In April 2025, Microsoft unveiled the concept of the “frontier firm”: a new type of AI-first organization in which AI agents execute and deliver core outcomes while humans oversee and orchestrate. Microsoft expects every organization to start turning into such a firm within the next five years. But the trajectory of organizational evolution isn’t likely to stop there. What lies beyond the frontier? A fully autonomous, AI-only firm—a network of hyper-specialized AI agents, coordinated by a central agent, operating entirely without human employees.

Imagine you are an insurance executive waking up to a jarring headline: a fully autonomous, AI-only private insurance company has just launched. This competitor has no employees whatsoever—not a single underwriter or claims adjuster.
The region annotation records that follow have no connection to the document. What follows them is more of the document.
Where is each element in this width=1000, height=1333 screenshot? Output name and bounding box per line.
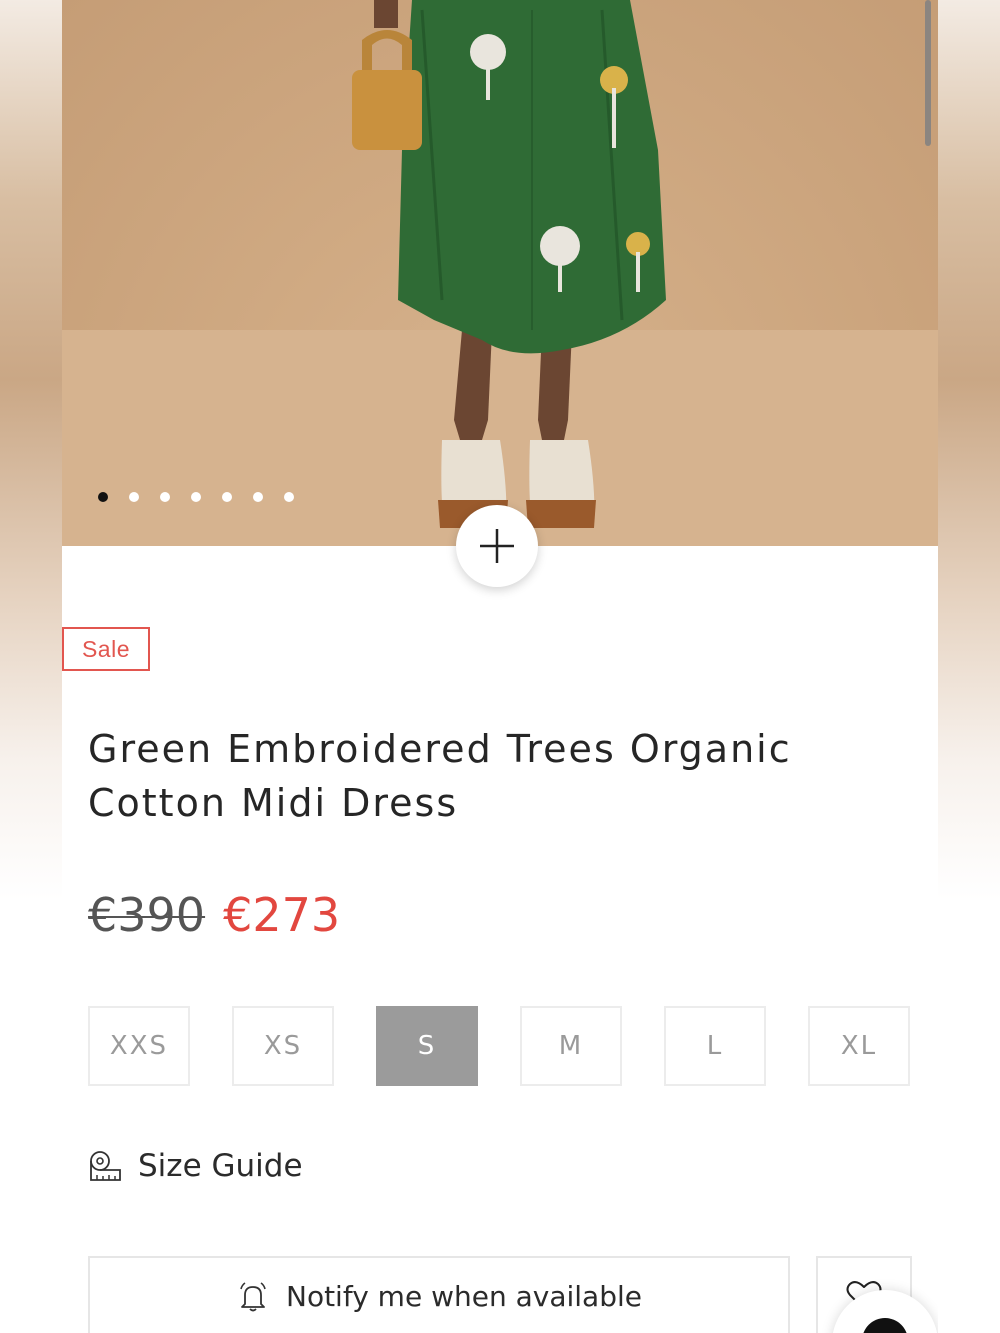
- size-option-xxs[interactable]: XXS: [88, 1006, 190, 1086]
- notify-me-label: Notify me when available: [286, 1280, 642, 1313]
- gallery-dot-7[interactable]: [284, 492, 294, 502]
- product-card: Sale Green Embroidered Trees Organic Cot…: [62, 0, 938, 1333]
- gallery-dot-6[interactable]: [253, 492, 263, 502]
- plus-icon: [480, 529, 514, 563]
- original-price: €390: [88, 888, 206, 942]
- background-right: [938, 0, 1000, 1333]
- chat-icon: [862, 1318, 908, 1333]
- size-option-l[interactable]: L: [664, 1006, 766, 1086]
- size-guide-label: Size Guide: [138, 1148, 303, 1184]
- gallery-dot-4[interactable]: [191, 492, 201, 502]
- sale-badge: Sale: [62, 627, 150, 671]
- gallery-dot-5[interactable]: [222, 492, 232, 502]
- scrollbar-thumb[interactable]: [925, 0, 931, 146]
- zoom-button[interactable]: [456, 505, 538, 587]
- product-title-line-2: Cotton Midi Dress: [88, 781, 459, 825]
- size-option-s[interactable]: S: [376, 1006, 478, 1086]
- notify-me-button[interactable]: Notify me when available: [88, 1256, 790, 1333]
- product-image-gallery[interactable]: [62, 0, 938, 546]
- gallery-dot-1[interactable]: [98, 492, 108, 502]
- gallery-dot-3[interactable]: [160, 492, 170, 502]
- product-title-line-1: Green Embroidered Trees Organic: [88, 727, 792, 771]
- bell-icon: [240, 1282, 266, 1312]
- background-left: [0, 0, 62, 1333]
- gallery-pagination: [98, 492, 294, 502]
- measuring-tape-icon: [90, 1151, 121, 1181]
- size-guide-link[interactable]: Size Guide: [88, 1148, 303, 1184]
- size-option-xl[interactable]: XL: [808, 1006, 910, 1086]
- sale-price: €273: [223, 888, 341, 942]
- price-block: €390 €273: [88, 888, 340, 942]
- product-photo: [62, 0, 938, 546]
- size-selector: XXS XS S M L XL: [88, 1006, 912, 1088]
- size-option-xs[interactable]: XS: [232, 1006, 334, 1086]
- gallery-dot-2[interactable]: [129, 492, 139, 502]
- size-option-m[interactable]: M: [520, 1006, 622, 1086]
- product-title: Green Embroidered Trees Organic Cotton M…: [88, 722, 908, 830]
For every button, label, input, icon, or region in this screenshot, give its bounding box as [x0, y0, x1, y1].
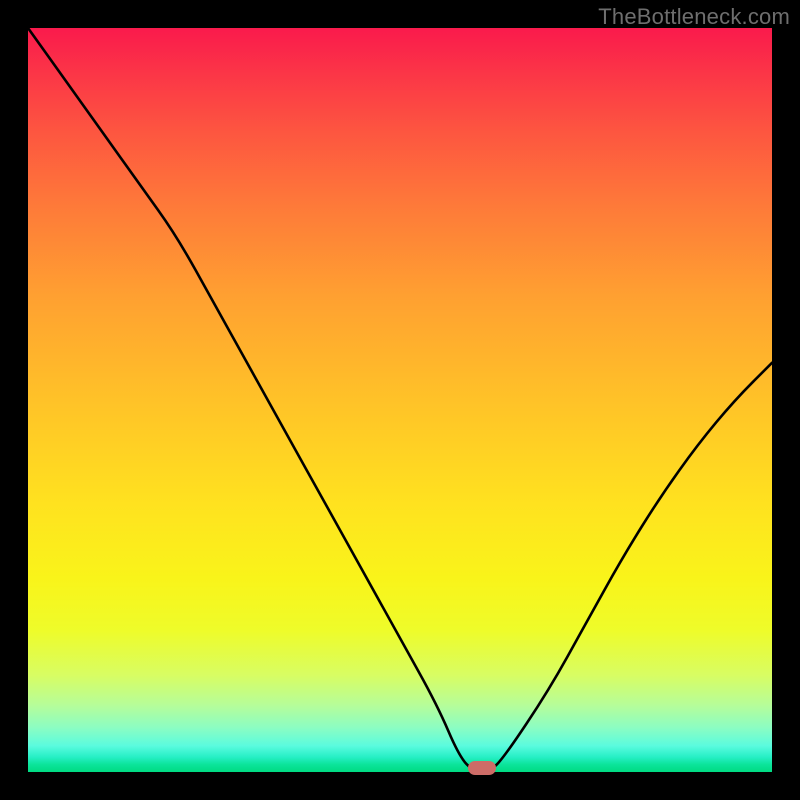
bottleneck-curve-path: [28, 28, 772, 772]
plot-area: [28, 28, 772, 772]
bottleneck-curve-svg: [28, 28, 772, 772]
watermark-text: TheBottleneck.com: [598, 4, 790, 30]
optimum-marker: [468, 761, 496, 775]
chart-frame: TheBottleneck.com: [0, 0, 800, 800]
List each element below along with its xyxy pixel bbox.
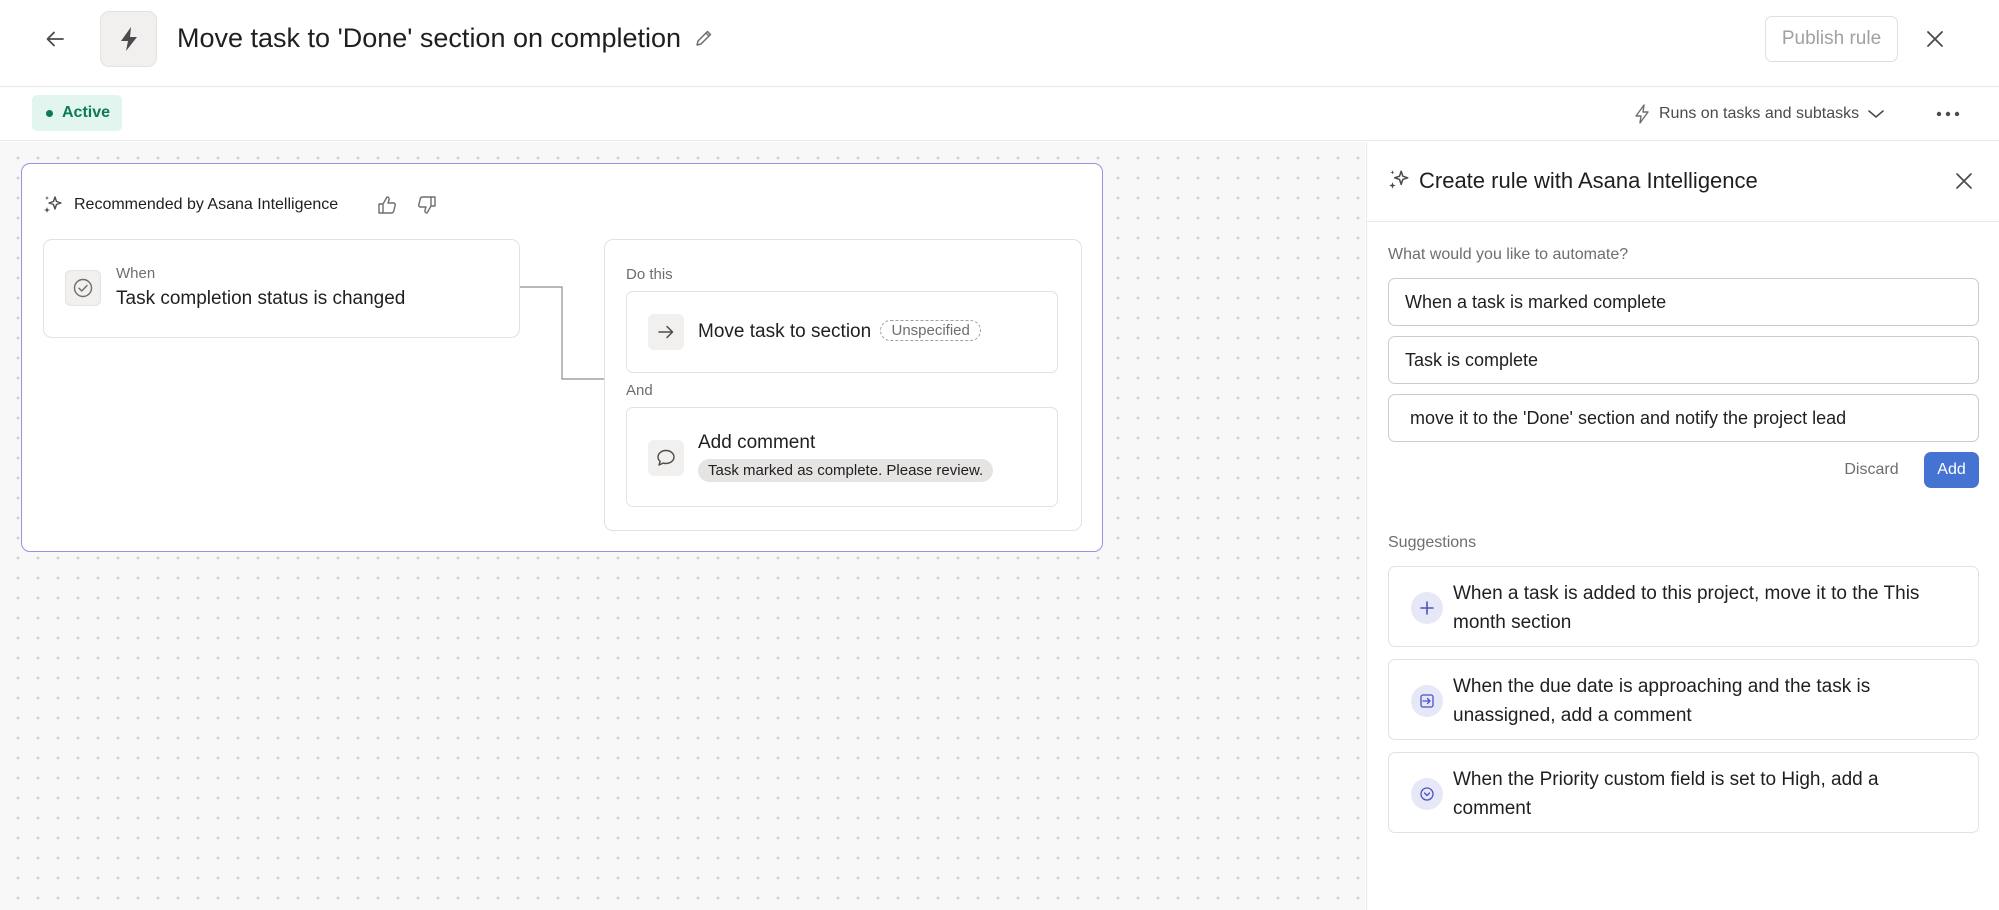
add-comment-action[interactable]: Add comment Task marked as complete. Ple… — [626, 407, 1058, 507]
back-arrow-icon[interactable] — [38, 22, 72, 56]
status-dot — [46, 110, 53, 117]
rule-canvas: Recommended by Asana Intelligence When T… — [0, 142, 1365, 910]
rule-toolbar: Active Runs on tasks and subtasks — [0, 87, 1999, 141]
when-field[interactable] — [1388, 278, 1979, 326]
thumbs-up-icon[interactable] — [372, 190, 402, 220]
close-icon[interactable] — [1918, 22, 1952, 56]
move-task-action[interactable]: Move task to section Unspecified — [626, 291, 1058, 373]
move-task-title: Move task to section Unspecified — [698, 320, 981, 343]
move-in-icon — [1411, 685, 1443, 717]
suggestion-text: When the due date is approaching and the… — [1453, 676, 1871, 726]
status-label: Active — [62, 104, 111, 121]
sparkle-icon — [1389, 170, 1409, 189]
actions-card: Do this Move task to section Unspecified… — [604, 239, 1082, 531]
recommended-header: Recommended by Asana Intelligence — [42, 190, 442, 220]
automate-question-label: What would you like to automate? — [1388, 246, 1629, 263]
more-options-icon[interactable] — [1930, 97, 1966, 131]
suggestion-item[interactable]: When the Priority custom field is set to… — [1388, 752, 1979, 833]
action-field[interactable] — [1388, 394, 1979, 442]
suggestion-item[interactable]: When the due date is approaching and the… — [1388, 659, 1979, 740]
bolt-outline-icon — [1635, 104, 1649, 124]
trigger-card[interactable]: When Task completion status is changed — [43, 239, 520, 338]
suggestion-text: When the Priority custom field is set to… — [1453, 769, 1879, 819]
ai-rule-panel: Create rule with Asana Intelligence What… — [1366, 142, 1999, 910]
discard-button[interactable]: Discard — [1834, 452, 1909, 488]
recommended-label: Recommended by Asana Intelligence — [74, 196, 339, 213]
runs-on-label: Runs on tasks and subtasks — [1659, 105, 1860, 122]
flow-connector — [520, 286, 604, 380]
trigger-text: Task completion status is changed — [116, 288, 406, 309]
recommended-rule-card: Recommended by Asana Intelligence When T… — [21, 163, 1103, 552]
chevron-down-icon — [1868, 110, 1884, 119]
publish-rule-button[interactable]: Publish rule — [1765, 16, 1898, 62]
condition-field[interactable] — [1388, 336, 1979, 384]
trigger-label: When — [116, 265, 156, 282]
and-label: And — [626, 382, 653, 399]
close-panel-icon[interactable] — [1949, 166, 1979, 196]
check-circle-icon — [65, 270, 101, 306]
thumbs-down-icon[interactable] — [412, 190, 442, 220]
plus-icon — [1411, 592, 1443, 624]
sparkle-icon — [44, 196, 62, 213]
rule-header: Move task to 'Done' section on completio… — [0, 0, 1999, 87]
arrow-right-icon — [648, 314, 684, 350]
page-title: Move task to 'Done' section on completio… — [177, 23, 682, 53]
check-circle-icon — [1411, 778, 1443, 810]
panel-header: Create rule with Asana Intelligence — [1367, 142, 1999, 222]
pencil-icon[interactable] — [692, 26, 716, 50]
status-badge: Active — [32, 95, 123, 131]
suggestion-item[interactable]: When a task is added to this project, mo… — [1388, 566, 1979, 647]
comment-text: Task marked as complete. Please review. — [698, 459, 994, 482]
suggestion-text: When a task is added to this project, mo… — [1453, 583, 1920, 633]
add-button[interactable]: Add — [1924, 452, 1979, 488]
comment-icon — [648, 440, 684, 476]
add-comment-title: Add comment — [698, 432, 816, 453]
runs-on-dropdown[interactable]: Runs on tasks and subtasks — [1633, 96, 1885, 132]
suggestions-label: Suggestions — [1388, 534, 1477, 551]
do-this-label: Do this — [626, 266, 673, 283]
panel-title: Create rule with Asana Intelligence — [1419, 168, 1758, 193]
section-placeholder[interactable]: Unspecified — [880, 320, 981, 341]
move-task-label: Move task to section — [698, 321, 872, 342]
bolt-icon — [100, 11, 157, 67]
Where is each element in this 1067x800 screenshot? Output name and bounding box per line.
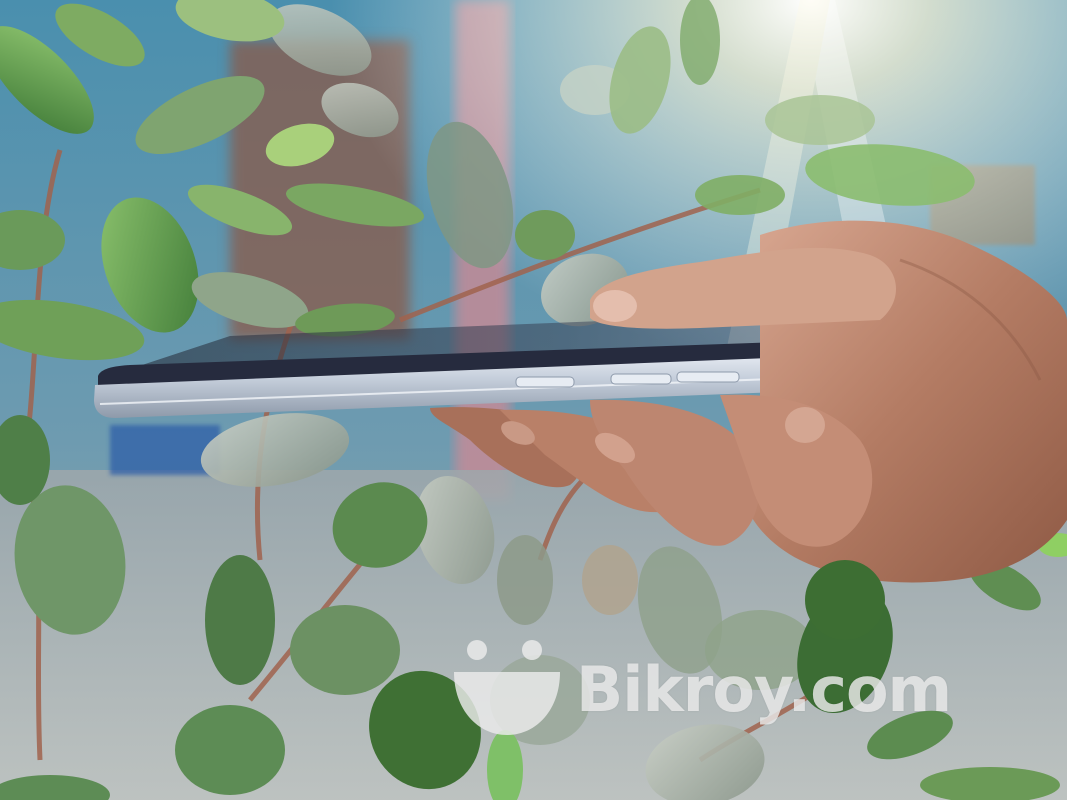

The firm touts 50% lower premiums, 24/7/365 service, and settlements in minutes. Within hours of the announcement, your company’s stock tanks.

We don’t know whether AI-only firms will become a reality in five years or 15. However, the scale of their potential impact—on competition, as well as on society more broadly, given the implications for large-scale job displacement and the erosion of human control over the economy—is sufficient to warrant serious consideration from CEOs today. This article focuses on how incumbents can reimagine themselves as AI-first players to compete with AI-only firms, which would represent an entirely new category of companies.